Here’s my Course 3 video. I didn’t finish it in time for the Course 3 Reflection, but better later than never, right? It was a fairly straightforward process to create it, but for me it looked like:
Brainstorm in my head, come up with initial concept
Outline on notebook paper
Match images to outline
Match music to outline
Write script & record voiceover (2 hours to this point)
Find images and music (4 hours to this point)
Add voiceover to iMovie; then add images and music
Shoot footage; add to iMovie (another 2-3 hours)
Tweak, tweak, tweak (probably 7 hours total from inception to completion)
I didn’t use a storyboard template to sketch out my scenes because I shot little original footage and relied mostly on images from the web. For the footage I did shoot, the purpose was instructional so it wasn’t as important to have creative cinematography.
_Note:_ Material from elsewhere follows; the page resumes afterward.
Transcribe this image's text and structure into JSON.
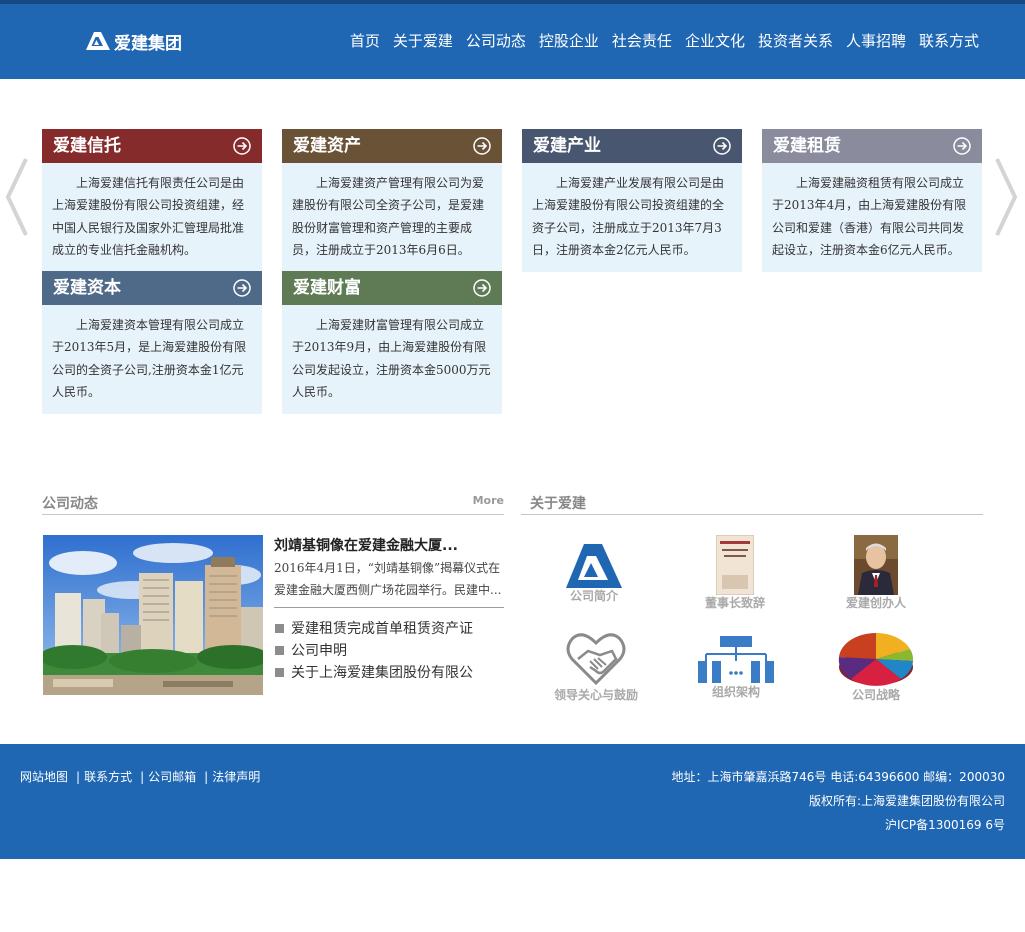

I made my video using iMovie, still images, and the original footage that I shot on a handheld Panasonic camcorder recording to an SD card. Of the hours and hours that I spent, some of it was in figuring out how to work with clips in iMovie, but more of it was in tweaking the pace of the audio and figuring out when to cue music, video, and images. In other words, my problem was creative and artistic, not technical.
Here’s the video:
And here’s everything that could have been done better:
History is, of course, the story of human civilization. The core skill of explaining change over time – which brings in elements of context, causality, and chronology, whether you’re in AP World, DP History, or regular ole history – requires that you paint a story in broad strokes. The problem that I run into is that we cover so much history in a short time that we can rarely stop and smell the flowers. There are so many powerful stories in history that we don’t need to learn in order to understand the big picture. Digital storytelling could bring these to students’ attention, increase their engagement while harnessing their creative talent, appealing to their individual learning styles, and developing valuable technology and communication skills (The Educational Uses of Digital Storytelling).
Topic Selection
How would this work? First would be the selection of compelling stories that fit with the content. I’d leave it to the teacher to provide a short menu to the students, with a short (140 character?) teaser for each. For example:
Emperor Romanos IV’s crushing defeat at Manzikert
Genghis Khan’s terrifying response to the insults of the Khwarizmid empire
Emperor Constantine’s stunning revelation at the Battle of the Milvian Bridge
The Fall of Constantinople
The Storming of the Bastille
Collaboration and Sharing
Students could work alone or in pairs (our readings emphasize how digital storytelling can be a very personal affair) to create a digital story about their chosen event, and then present it to the class. We could take this a step further and have students post their projects online, then have other students give feedback and reactions. At my school we use Moodle for our courseware, so I would have students upload their videos to Youtube, embed them in a Moodle forum thread, and have the feedback be given in replies inside that thread. The advantage over using Youtube’s comments is that only registered students in the course would be able to give feedback, and students wouldn’t have to sign up for a Gmail/Youtube account to give feedback.
Assessment
One approach to assessing this would be to use a rubric based on the Seven Elements of Storytelling. UH gives an even more complex rubric. Seven dimensions seems unnecessarily complex: good for planning, but poor for assessment purposes. I’d assess on fewer components:
Content: the relevance, significance, and accuracy of the information
Professionalism: the quality of the editing and presentation
Creativity: the appropriateness of the music and visuals
This would be more appropriate for my 9th and 10th grade students, who need instructions and expectations broken down into smaller steps when tackling big projects.